43 Babası Asa'nın bütün yollarını izleyen ve bunlardan sapmayan Yehoşafat RAB'bin gözünde doğru olanı yaptı. Ancak alışılagelen tapınma yerleri kaldırılmadı. Halk hâlâ oralarda kurban kesip buhur yakıyordu.
He walked in all the way of Asa his father. He didn’t turn away from it, doing that which was right in the LORD’s eyes. However, the high places were not taken away. The people still sacrificed and burned incense on the high places.
44 Yehoşafat İsrail Kralı ile barış yaptı.
Jehoshaphat made peace with the king of Israel.
45 Yehoşafat'ın krallığı dönemindeki öteki olaylar, başarıları ve savaşları Yahuda krallarının tarihinde yazılıdır.
Now the rest of the acts of Jehoshaphat, and his might that he showed, and how he fought, aren’t they written in the book of the chronicles of the kings of Judah?

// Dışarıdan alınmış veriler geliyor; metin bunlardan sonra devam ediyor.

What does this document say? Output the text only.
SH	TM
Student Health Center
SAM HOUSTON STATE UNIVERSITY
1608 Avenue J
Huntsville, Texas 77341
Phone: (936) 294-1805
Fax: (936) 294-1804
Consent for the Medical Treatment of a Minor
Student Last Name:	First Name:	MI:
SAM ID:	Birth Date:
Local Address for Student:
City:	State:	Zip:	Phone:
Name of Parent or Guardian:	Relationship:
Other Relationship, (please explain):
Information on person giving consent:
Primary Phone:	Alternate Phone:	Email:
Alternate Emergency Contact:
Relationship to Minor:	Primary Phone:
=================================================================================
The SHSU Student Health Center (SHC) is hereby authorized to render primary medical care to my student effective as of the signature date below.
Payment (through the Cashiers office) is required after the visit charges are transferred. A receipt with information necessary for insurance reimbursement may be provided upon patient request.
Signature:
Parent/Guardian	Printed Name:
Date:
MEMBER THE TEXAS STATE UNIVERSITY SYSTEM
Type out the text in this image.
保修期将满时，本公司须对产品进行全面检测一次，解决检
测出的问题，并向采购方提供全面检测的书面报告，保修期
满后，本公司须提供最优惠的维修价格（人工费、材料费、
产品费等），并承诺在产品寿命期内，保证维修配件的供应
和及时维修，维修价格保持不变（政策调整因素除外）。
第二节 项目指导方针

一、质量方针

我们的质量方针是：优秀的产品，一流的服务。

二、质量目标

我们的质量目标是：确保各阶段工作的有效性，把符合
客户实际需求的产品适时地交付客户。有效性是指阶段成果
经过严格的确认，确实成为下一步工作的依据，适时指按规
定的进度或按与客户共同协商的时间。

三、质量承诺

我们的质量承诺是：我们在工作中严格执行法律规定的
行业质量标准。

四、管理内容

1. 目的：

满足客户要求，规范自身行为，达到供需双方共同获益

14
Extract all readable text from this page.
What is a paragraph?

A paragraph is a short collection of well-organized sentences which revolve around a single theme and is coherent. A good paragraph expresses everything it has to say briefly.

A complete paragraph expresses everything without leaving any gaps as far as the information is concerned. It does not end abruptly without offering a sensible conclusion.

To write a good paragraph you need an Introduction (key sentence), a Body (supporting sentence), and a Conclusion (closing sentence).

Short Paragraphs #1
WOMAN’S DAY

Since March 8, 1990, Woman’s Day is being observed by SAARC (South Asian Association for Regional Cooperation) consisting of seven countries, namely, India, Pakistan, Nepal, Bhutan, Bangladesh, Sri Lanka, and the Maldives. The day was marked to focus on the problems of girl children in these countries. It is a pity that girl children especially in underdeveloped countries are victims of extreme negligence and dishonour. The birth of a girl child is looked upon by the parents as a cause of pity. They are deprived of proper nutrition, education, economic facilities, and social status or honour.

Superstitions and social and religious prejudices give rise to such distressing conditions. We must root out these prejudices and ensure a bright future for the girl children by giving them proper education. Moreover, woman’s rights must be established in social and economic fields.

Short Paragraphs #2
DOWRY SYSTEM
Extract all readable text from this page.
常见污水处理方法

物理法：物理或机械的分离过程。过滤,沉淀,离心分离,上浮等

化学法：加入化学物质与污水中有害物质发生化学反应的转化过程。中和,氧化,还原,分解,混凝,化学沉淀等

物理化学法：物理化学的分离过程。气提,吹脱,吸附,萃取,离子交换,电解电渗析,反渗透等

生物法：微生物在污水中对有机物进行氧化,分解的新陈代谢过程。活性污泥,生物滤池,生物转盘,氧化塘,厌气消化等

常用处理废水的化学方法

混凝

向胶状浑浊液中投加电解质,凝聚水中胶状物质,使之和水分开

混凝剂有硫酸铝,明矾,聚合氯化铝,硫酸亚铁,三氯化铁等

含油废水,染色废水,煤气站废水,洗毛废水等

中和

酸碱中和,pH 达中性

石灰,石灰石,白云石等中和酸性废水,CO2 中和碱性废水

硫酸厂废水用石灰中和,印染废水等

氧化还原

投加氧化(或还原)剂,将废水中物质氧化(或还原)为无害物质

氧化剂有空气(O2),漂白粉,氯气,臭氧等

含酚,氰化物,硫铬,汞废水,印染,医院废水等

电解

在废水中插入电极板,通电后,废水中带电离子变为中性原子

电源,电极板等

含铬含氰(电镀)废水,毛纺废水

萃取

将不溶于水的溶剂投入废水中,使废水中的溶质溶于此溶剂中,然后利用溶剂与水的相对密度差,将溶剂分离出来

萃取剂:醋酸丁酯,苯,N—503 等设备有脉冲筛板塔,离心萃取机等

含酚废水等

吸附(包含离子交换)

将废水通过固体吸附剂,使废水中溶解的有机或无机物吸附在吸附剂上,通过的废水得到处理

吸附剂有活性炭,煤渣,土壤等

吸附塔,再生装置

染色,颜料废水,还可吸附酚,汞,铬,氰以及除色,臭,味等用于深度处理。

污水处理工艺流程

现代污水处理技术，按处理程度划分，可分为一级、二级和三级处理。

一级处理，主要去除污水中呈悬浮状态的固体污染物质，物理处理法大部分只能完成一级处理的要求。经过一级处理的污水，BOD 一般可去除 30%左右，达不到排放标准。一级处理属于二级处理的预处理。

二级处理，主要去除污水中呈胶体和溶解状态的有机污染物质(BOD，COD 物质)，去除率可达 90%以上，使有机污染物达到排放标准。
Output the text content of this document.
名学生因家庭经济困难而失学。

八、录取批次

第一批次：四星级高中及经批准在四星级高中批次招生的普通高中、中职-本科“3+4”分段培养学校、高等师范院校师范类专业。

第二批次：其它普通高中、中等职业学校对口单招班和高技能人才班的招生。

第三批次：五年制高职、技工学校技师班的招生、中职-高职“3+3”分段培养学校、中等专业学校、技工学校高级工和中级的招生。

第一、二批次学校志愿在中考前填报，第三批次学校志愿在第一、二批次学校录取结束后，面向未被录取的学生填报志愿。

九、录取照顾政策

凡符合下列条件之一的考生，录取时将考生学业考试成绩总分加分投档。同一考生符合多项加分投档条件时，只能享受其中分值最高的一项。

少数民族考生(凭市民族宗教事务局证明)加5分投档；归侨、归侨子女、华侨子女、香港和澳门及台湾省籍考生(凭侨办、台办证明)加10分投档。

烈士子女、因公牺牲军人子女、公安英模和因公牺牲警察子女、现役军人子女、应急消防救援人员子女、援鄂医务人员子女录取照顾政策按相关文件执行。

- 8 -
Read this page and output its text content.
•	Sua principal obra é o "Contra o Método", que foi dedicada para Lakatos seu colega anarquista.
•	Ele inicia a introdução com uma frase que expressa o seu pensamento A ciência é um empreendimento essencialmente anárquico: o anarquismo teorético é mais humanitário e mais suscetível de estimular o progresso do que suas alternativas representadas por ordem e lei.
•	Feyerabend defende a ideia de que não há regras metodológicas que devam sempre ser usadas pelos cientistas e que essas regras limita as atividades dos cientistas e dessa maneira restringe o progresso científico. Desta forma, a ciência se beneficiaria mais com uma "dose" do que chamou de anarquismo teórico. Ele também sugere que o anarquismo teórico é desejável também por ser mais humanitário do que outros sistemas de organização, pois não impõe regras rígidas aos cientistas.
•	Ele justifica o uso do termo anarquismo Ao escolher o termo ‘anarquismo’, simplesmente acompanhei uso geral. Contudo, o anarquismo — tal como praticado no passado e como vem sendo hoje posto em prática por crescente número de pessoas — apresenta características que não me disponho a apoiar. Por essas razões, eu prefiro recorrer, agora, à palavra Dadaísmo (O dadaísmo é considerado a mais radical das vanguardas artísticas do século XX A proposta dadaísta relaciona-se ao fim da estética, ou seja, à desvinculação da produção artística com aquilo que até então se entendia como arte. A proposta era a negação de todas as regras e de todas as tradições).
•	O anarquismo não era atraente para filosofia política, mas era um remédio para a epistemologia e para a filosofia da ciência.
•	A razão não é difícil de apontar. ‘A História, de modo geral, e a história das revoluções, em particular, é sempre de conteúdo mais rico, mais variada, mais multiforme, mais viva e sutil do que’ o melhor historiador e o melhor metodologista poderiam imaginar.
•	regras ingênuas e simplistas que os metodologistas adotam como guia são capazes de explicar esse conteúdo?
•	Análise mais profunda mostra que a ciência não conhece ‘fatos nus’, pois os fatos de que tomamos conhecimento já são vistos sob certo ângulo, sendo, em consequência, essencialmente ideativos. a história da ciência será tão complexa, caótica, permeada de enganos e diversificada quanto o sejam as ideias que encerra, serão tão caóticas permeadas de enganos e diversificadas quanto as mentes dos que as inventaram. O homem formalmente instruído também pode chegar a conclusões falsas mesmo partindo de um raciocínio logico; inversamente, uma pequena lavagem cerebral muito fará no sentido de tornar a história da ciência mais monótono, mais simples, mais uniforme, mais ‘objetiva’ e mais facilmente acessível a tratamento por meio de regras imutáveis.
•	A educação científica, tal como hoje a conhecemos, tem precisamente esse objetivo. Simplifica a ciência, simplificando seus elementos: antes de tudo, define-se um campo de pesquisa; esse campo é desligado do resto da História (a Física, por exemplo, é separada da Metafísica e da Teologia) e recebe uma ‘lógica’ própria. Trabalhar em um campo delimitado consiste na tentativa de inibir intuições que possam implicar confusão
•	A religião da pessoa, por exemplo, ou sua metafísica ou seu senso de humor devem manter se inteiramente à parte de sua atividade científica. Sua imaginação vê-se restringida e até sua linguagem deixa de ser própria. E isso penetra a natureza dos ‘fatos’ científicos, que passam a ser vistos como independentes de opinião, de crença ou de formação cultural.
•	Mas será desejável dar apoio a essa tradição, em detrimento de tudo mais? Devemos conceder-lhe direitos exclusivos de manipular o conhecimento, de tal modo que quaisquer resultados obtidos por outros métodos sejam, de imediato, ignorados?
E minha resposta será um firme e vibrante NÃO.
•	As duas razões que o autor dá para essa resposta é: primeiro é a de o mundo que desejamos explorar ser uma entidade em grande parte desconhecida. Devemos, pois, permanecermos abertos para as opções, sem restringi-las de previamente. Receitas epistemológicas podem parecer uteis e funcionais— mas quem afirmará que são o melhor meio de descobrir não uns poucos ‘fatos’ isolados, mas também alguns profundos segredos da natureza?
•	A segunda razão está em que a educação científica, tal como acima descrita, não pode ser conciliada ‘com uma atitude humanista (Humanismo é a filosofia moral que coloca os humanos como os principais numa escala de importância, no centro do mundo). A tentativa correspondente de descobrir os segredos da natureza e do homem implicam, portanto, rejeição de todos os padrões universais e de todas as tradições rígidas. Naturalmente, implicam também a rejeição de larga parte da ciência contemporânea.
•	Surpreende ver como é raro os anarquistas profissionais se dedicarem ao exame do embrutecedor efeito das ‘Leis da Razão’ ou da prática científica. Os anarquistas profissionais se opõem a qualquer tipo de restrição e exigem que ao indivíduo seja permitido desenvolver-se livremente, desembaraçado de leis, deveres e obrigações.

46 Yehoşafat babası Asa'nın döneminden kalan, putperest törenlerinde fuhuş yapan kadın ve erkeklerin hepsini ülkeden süpürüp attı.
The remnant of the sodomites, that remained in the days of his father Asa, he put away out of the land.
47 Edom'da kral yoktu, yerine bir vekil bakıyordu.
There was no king in Edom. A deputy ruled.
48 Yehoşafat altın almak için Ofir'e gitmek üzere ticaret gemileri yaptırdı. Ancak gemiler oraya gidemeden Esyon-Gever'de parçalandı.
Jehoshaphat made ships of Tarshish to go to Ophir for gold, but they didn’t go, for the ships wrecked at Ezion Geber.
49 O zaman Ahav oğlu Ahazya, Yehoşafat'a, “Benim adamlarım gemilerde seninkilerle birlikte gitsinler” dedi. Ama Yehoşafat kabul etmedi.
Then Ahaziah the son of Ahab said to Jehoshaphat, “Let my servants go with your servants in the ships.” But Jehoshaphat would not.
50 Yehoşafat ölüp atalarına kavuştu ve atası Davut'un Kenti'nde atalarının yanına gömüldü. Yerine oğlu Yehoram kral oldu.
Jehoshaphat slept with his fathers, and was buried with his fathers in his father David’s city. Jehoram his son reigned in his place.
51 Yahuda Kralı Yehoşafat'ın krallığının on yedinci yılında Ahav oğlu Ahazya Samiriye'de İsrail Kralı oldu. İki yıl krallık yaptı.
Ahaziah the son of Ahab began to reign over Israel in Samaria in the seventeenth year of Jehoshaphat king of Judah, and he reigned two years over Israel.
52 RAB'bin gözünde kötü olanı yaptı. Babasının, annesinin ve İsrail'i günaha sürükleyen Nevat oğlu Yarovam'ın yolunda yürüdü.
He did that which was evil in the LORD’s sight, and walked in the way of his father, and in the way of his mother, and in the way of Jeroboam the son of Nebat, in which he made Israel to sin.
53 Baal'a hizmet edip taptı. Babasının her yaptığına uyarak İsrail'in Tanrısı RAB'bi öfkelendirdi.
He served Baal and worshiped him, and provoked the LORD, the God of Israel, to anger in all the ways that his father had done so.